There is no rule that prohibits an SMSF from owning commercial property and leasing it to the business of a related party.
For example, an SMSF could purchase a warehouse or factory and let the space to a related party. Once again, this is provided the rent is at a commercial rate.
This is an important exception and many professionals use their super fund in this way. For example, a dentist or doctor’s surgery may be owned by their super fund.
However, this does not apply to those who work from home.
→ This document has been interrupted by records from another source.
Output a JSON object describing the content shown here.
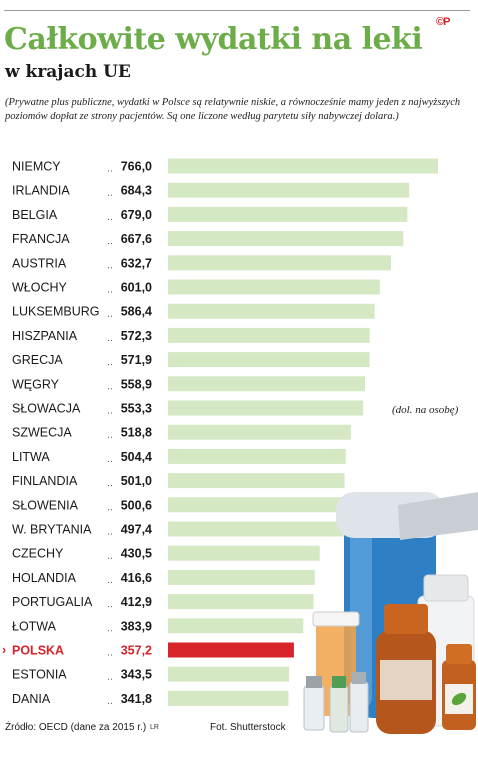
{
  "header": {
    "brand": "©P",
    "title": "Całkowite wydatki na leki",
    "subtitle": "w krajach UE",
    "description": "(Prywatne plus publiczne, wydatki w Polsce są relatywnie niskie, a równocześnie mamy jeden z najwyższych poziomów dopłat ze strony pacjentów. Są one liczone według parytetu siły nabywczej dolara.)"
  },
  "unit_note": "(dol. na osobę)",
  "footer": {
    "source": "Źródło: OECD (dane za 2015 r.)",
    "author": "LR",
    "photo": "Fot. Shutterstock"
  },
  "colors": {
    "title": "#6cad4a",
    "bar": "#d5e8c4",
    "highlight": "#d8232a"
  },
  "chart_data": {
    "type": "bar",
    "orientation": "horizontal",
    "categories": [
      "NIEMCY",
      "IRLANDIA",
      "BELGIA",
      "FRANCJA",
      "AUSTRIA",
      "WŁOCHY",
      "LUKSEMBURG",
      "HISZPANIA",
      "GRECJA",
      "WĘGRY",
      "SŁOWACJA",
      "SZWECJA",
      "LITWA",
      "FINLANDIA",
      "SŁOWENIA",
      "W. BRYTANIA",
      "CZECHY",
      "HOLANDIA",
      "PORTUGALIA",
      "ŁOTWA",
      "POLSKA",
      "ESTONIA",
      "DANIA"
    ],
    "values": [
      766.0,
      684.3,
      679.0,
      667.6,
      632.7,
      601.0,
      586.4,
      572.3,
      571.9,
      558.9,
      553.3,
      518.8,
      504.4,
      501.0,
      500.6,
      497.4,
      430.5,
      416.6,
      412.9,
      383.9,
      357.2,
      343.5,
      341.8
    ],
    "value_labels": [
      "766,0",
      "684,3",
      "679,0",
      "667,6",
      "632,7",
      "601,0",
      "586,4",
      "572,3",
      "571,9",
      "558,9",
      "553,3",
      "518,8",
      "504,4",
      "501,0",
      "500,6",
      "497,4",
      "430,5",
      "416,6",
      "412,9",
      "383,9",
      "357,2",
      "343,5",
      "341,8"
    ],
    "highlight": "POLSKA",
    "xlim": [
      0,
      766.0
    ],
    "grid": false
  }
}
The rule for business property is that premises must be wholly and exclusively used for business purposes.
For example, the shop front with the apartment upstairs does not slip through the exceptions.
Though there are a couple of unusual exceptions:
- Rural Property: In the case of rural property, SMSFs may invest in the whole estate including a residence used by the property manager who may be a fund member or related party.
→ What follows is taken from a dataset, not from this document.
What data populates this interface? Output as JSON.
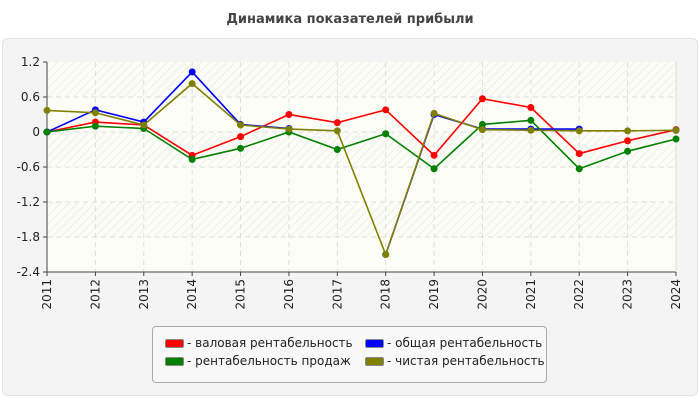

- Hotels and Motels: Where concierge or management that live onsite are required to be there 24 hours a day it follows that the whole function of the residence is for business.
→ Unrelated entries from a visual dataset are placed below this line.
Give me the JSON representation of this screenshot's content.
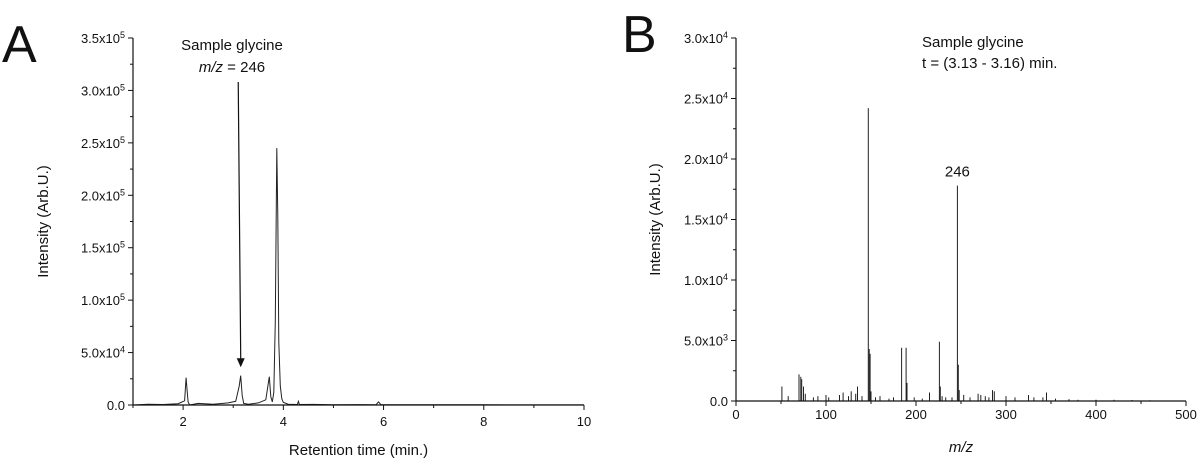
{
  "chart_data": [
    {
      "panel_label": "A",
      "type": "line",
      "xlabel": "Retention time (min.)",
      "ylabel": "Intensity (Arb.U.)",
      "xlim": [
        1,
        10
      ],
      "ylim": [
        0,
        350000
      ],
      "x_ticks": [
        2,
        4,
        6,
        8,
        10
      ],
      "x_tick_labels": [
        "2",
        "4",
        "6",
        "8",
        "10"
      ],
      "y_ticks": [
        0,
        50000,
        100000,
        150000,
        200000,
        250000,
        300000,
        350000
      ],
      "y_tick_labels": [
        {
          "text": "0.0",
          "exp": ""
        },
        {
          "text": "5.0x10",
          "exp": "4"
        },
        {
          "text": "1.0x10",
          "exp": "5"
        },
        {
          "text": "1.5x10",
          "exp": "5"
        },
        {
          "text": "2.0x10",
          "exp": "5"
        },
        {
          "text": "2.5x10",
          "exp": "5"
        },
        {
          "text": "3.0x10",
          "exp": "5"
        },
        {
          "text": "3.5x10",
          "exp": "5"
        }
      ],
      "annotations": {
        "line1": "Sample glycine",
        "line2_italic": "m/z",
        "line2_rest": " = 246"
      },
      "arrow_peak": {
        "x_from": 3.1,
        "y_from": 308000,
        "x_to": 3.15,
        "y_to": 36000
      },
      "series": [
        {
          "x": [
            1.0,
            1.3,
            1.6,
            1.9,
            2.03,
            2.06,
            2.08,
            2.1,
            2.13,
            2.3,
            2.6,
            2.9,
            3.05,
            3.12,
            3.15,
            3.18,
            3.21,
            3.3,
            3.5,
            3.65,
            3.72,
            3.75,
            3.78,
            3.81,
            3.84,
            3.87,
            3.89,
            3.91,
            3.94,
            3.97,
            4.0,
            4.1,
            4.28,
            4.3,
            4.32,
            4.6,
            5.0,
            5.5,
            5.85,
            5.9,
            5.95,
            6.3,
            7.0,
            8.0,
            9.0,
            10.0
          ],
          "y": [
            0,
            800,
            500,
            1200,
            4000,
            26000,
            14000,
            3000,
            0,
            1500,
            700,
            2000,
            3500,
            18000,
            28000,
            9000,
            1500,
            800,
            2000,
            5000,
            27000,
            8000,
            3000,
            12000,
            80000,
            245000,
            180000,
            60000,
            18000,
            6000,
            2500,
            800,
            500,
            3500,
            500,
            600,
            300,
            400,
            200,
            3000,
            200,
            300,
            200,
            150,
            100,
            100
          ]
        }
      ]
    },
    {
      "panel_label": "B",
      "type": "bar",
      "xlabel_italic": "m/z",
      "ylabel": "Intensity (Arb.U.)",
      "xlim": [
        0,
        500
      ],
      "ylim": [
        0,
        30000
      ],
      "x_ticks": [
        0,
        100,
        200,
        300,
        400,
        500
      ],
      "x_tick_labels": [
        "0",
        "100",
        "200",
        "300",
        "400",
        "500"
      ],
      "y_ticks": [
        0,
        5000,
        10000,
        15000,
        20000,
        25000,
        30000
      ],
      "y_tick_labels": [
        {
          "text": "0.0",
          "exp": ""
        },
        {
          "text": "5.0x10",
          "exp": "3"
        },
        {
          "text": "1.0x10",
          "exp": "4"
        },
        {
          "text": "1.5x10",
          "exp": "4"
        },
        {
          "text": "2.0x10",
          "exp": "4"
        },
        {
          "text": "2.5x10",
          "exp": "4"
        },
        {
          "text": "3.0x10",
          "exp": "4"
        }
      ],
      "annotations": {
        "line1": "Sample glycine",
        "line2": "t = (3.13 - 3.16) min.",
        "peak_label": "246"
      },
      "peak_label_x": 246,
      "peak_label_y": 17800,
      "x": [
        51,
        58,
        70,
        72,
        73,
        75,
        77,
        86,
        91,
        100,
        103,
        115,
        119,
        125,
        128,
        133,
        135,
        140,
        147,
        148,
        149,
        150,
        155,
        160,
        170,
        175,
        184,
        189,
        190,
        198,
        207,
        215,
        226,
        227,
        229,
        233,
        240,
        246,
        247,
        248,
        253,
        260,
        269,
        272,
        277,
        281,
        285,
        287,
        300,
        310,
        325,
        331,
        341,
        345,
        355,
        370,
        380,
        400,
        420,
        440,
        460
      ],
      "y": [
        1200,
        400,
        2200,
        2000,
        1800,
        1200,
        600,
        300,
        400,
        500,
        300,
        500,
        700,
        400,
        800,
        600,
        1200,
        400,
        24200,
        4300,
        3900,
        800,
        300,
        400,
        200,
        300,
        4400,
        4400,
        1500,
        300,
        200,
        700,
        4900,
        1200,
        400,
        300,
        300,
        17800,
        3000,
        900,
        500,
        300,
        600,
        500,
        400,
        300,
        900,
        800,
        400,
        300,
        500,
        300,
        300,
        700,
        200,
        150,
        100,
        100,
        100,
        80,
        60
      ]
    }
  ]
}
Can the SMSF buy artwork, collectibles and other exotic assets?
Technically yes, your SMSF can buy artwork and collectibles, but the question becomes: Where are you keeping them?
If your artwork, collectable, antique car or furniture is purchased by your SMSF but kept in your family home it must be valued at less than 5% and you must be leasing it at a commercial rate for it to be classified as a legitimate investment.
“If your SMSF buys art or furniture for your house, and you are not paying a lease rate for it, it means you are getting an immediate entitlement to the benefits of your super before you are actually entitled to it,” LaGreca explained.
“Just as individuals in regular super funds must reach preservation age before reaping the benefits of their investments, SMSF members must keep it commercial until they are entitled to access their assets.
“If in-house assets are contributing to their lifestyle or enjoyment (for free) prior to retirement – this is in breach of the sole-purpose test.”
However, if you are paying extra money into your super and “renting” art works from your own super fund, this is considered acceptable.
Many mainstream super funds have exposure to art collections that are rented out to large offices in this way.
There is nothing to prevent SMSF investors from purchasing art, coins, stamps or rare books, however as you move further away from investing in financial assets, matters also become more complex.
You will need to closely consider issues such as valuations, location, storage and insurance – shares can’t be burnt, stolen or damaged but exotic assets can.
SMSF members should constantly be cross-checking that their purchases fit with their investment strategy.
What’s the point of having a massive art collection if you are trying to pay a pension?
Although technically you can do it, you should consider the ramifications of purchasing assets that are not easily tradable – and that applies to property as well.
Is your SMSF breaking the law?
The sum of all in-house assets owned by your SMSF should work out to less than 5% of your total assets.
Every asset should comply with the sole-purpose test and have been purchased expressly for the purpose of providing for you in (and in no way prior to) retirement.
If you are still unsure about whether your SMSF may be exceeding the in-house assets rule, or whether your investments may breach the sole-purpose test, get in touch with a financial advisor who can help.